I was kind of surprised, so I pushed it further, expecting it to fall apart. I asked it for a doorbell automation that checks whether anyone is home, announces on speakers if someone is, and sends a camera snapshot notification if nobody is. The model produced a properly structured automation using a choose block, tts.speak for the announcement path, and a camera snapshot URL in the notification for the away path.

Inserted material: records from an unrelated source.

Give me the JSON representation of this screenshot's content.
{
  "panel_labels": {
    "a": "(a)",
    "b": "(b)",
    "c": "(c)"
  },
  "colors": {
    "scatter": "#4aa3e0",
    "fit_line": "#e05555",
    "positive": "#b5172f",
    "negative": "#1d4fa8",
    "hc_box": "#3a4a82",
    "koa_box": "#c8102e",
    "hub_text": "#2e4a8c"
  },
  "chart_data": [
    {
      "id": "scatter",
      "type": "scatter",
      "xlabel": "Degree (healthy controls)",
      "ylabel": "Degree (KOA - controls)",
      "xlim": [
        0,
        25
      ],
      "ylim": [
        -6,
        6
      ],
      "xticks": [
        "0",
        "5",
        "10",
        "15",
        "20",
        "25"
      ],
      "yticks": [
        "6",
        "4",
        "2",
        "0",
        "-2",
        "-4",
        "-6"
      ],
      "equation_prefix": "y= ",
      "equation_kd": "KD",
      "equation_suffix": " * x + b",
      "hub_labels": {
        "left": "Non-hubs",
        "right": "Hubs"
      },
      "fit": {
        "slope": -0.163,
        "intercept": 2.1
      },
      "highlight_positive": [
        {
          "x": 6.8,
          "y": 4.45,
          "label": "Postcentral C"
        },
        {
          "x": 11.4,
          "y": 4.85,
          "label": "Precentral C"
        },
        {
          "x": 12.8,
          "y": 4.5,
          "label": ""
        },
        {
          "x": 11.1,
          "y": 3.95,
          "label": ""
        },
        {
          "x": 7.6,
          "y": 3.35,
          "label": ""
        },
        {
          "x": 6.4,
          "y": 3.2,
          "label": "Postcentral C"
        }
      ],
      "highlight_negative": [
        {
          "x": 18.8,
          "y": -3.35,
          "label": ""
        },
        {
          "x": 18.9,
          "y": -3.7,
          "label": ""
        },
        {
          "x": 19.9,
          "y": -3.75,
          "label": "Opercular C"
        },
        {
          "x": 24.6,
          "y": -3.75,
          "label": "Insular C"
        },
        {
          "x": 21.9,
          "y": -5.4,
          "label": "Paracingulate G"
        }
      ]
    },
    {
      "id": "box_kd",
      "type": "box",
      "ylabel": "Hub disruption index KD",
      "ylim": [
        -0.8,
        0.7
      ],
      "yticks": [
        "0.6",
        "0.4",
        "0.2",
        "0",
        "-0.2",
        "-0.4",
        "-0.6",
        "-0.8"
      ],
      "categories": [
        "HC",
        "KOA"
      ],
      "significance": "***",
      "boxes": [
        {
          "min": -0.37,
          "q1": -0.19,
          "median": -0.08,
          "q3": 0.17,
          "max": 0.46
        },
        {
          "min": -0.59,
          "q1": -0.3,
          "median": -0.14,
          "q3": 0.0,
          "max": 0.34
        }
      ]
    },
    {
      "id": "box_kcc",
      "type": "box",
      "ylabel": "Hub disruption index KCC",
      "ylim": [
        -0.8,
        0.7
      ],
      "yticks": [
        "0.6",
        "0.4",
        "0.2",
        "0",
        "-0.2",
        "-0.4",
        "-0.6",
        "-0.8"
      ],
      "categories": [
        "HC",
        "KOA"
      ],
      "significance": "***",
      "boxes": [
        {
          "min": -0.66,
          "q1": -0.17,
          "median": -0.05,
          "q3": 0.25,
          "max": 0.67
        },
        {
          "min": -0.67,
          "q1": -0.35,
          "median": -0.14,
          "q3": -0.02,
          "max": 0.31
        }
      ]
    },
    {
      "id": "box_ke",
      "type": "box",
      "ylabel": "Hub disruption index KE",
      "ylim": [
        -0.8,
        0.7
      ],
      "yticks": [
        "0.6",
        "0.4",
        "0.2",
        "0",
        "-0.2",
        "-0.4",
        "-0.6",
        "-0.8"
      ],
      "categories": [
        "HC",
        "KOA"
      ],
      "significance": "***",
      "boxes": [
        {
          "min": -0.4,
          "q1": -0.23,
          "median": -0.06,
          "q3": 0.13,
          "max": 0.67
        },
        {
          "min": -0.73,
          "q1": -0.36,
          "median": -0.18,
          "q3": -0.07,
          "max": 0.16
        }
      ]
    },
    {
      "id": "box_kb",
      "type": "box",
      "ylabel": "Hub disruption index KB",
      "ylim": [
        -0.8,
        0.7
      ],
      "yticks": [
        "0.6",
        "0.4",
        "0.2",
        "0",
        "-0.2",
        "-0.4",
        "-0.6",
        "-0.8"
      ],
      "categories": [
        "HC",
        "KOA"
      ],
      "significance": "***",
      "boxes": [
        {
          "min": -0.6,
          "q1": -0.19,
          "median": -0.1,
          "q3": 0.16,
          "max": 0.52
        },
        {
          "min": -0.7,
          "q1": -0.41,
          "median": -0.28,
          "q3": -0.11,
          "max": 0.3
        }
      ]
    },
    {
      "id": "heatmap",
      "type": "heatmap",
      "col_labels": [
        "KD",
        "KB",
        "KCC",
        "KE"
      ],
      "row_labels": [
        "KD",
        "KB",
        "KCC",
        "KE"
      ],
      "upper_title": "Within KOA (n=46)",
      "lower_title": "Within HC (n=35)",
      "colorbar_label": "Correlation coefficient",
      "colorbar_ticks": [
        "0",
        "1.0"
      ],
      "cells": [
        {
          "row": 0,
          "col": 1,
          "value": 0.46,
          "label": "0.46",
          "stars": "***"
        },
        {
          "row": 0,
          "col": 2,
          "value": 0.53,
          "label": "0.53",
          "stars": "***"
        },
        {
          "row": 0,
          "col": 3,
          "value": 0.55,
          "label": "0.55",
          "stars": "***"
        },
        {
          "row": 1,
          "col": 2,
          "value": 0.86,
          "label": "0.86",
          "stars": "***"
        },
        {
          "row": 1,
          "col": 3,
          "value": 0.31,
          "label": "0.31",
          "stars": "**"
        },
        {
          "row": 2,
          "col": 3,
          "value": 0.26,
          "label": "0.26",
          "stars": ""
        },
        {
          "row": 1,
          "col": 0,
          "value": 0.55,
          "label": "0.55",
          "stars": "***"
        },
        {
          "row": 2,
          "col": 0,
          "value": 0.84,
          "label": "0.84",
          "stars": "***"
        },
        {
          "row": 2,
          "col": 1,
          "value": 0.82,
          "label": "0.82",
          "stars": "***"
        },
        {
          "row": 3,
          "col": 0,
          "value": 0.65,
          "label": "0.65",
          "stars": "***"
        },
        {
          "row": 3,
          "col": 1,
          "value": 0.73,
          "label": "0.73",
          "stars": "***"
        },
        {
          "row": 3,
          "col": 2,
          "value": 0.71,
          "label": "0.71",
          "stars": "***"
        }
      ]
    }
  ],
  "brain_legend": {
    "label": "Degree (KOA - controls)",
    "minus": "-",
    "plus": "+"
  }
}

There are still rough edges. I noticed the model occasionally picking a slightly unconventional trigger type, like using an event trigger where a state trigger would be more standard. And the Jinja2 templates, while syntactically correct, sometimes list entities by name instead of counting them when you asked for a count. These are the kinds of things you’d catch in a quick review, and they’re far less work to fix than starting from scratch or debugging a hallucinated automation from a cloud model that confidently made up an entire automation flow that doesn’t even resemble the real thing.
If you want to check this model out, it’s available on Hugging Face! There are likely to be blind spots in its training given that it doesn’t contain the full automation dataset that could have been used to train it, but it should serve as a good starting point for any automation you want to write. Plus, it demonstrates just how powerful a simple fine-tune of a small model can be.